If Blue-winged Warbler breeding range advances continue, currently allopatric populations of Golden-winged Warblers can be expected to come into contact with Blue-winged Warblers in the near future making extirpation via hybridization and competition more likely, but not a certainty, as the Sterling Forest site in New York demonstrates.

Adaptability

Currently there are no studies on the adaptability of this species directly. Because of the ephemeral nature of early successional scrub environments this species uses on the breeding ground, it presumably deals well with reestablishment of breeding populations in suitable habitat (NatureServe 2004) when others have grown to a stage where they are no longer of use.

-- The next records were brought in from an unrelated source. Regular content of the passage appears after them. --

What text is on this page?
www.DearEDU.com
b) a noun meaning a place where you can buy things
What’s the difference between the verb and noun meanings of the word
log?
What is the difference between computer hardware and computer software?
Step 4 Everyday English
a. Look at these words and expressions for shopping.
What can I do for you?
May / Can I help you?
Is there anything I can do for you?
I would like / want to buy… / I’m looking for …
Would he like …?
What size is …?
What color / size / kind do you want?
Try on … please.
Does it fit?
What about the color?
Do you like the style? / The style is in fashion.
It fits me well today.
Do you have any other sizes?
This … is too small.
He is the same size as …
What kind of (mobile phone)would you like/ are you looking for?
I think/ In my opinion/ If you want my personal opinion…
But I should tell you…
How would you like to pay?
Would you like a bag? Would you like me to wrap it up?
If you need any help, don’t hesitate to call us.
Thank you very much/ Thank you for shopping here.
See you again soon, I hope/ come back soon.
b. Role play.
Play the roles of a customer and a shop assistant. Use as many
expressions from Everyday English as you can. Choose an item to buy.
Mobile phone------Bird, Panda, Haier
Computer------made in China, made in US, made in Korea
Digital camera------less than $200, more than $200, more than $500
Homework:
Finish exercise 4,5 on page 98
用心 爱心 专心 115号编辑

Indeed, the species has been known to move into areas that have been recently logged, or burned, and they readily move into areas that are intermittently farmed (Klaus and Buehler 2001). Edge creation experiments carried out since 1997 near Elgin, Ontario have documented that the species will move into an area of suitable habitat within three years of its creation (R. Fraser, unpub. data).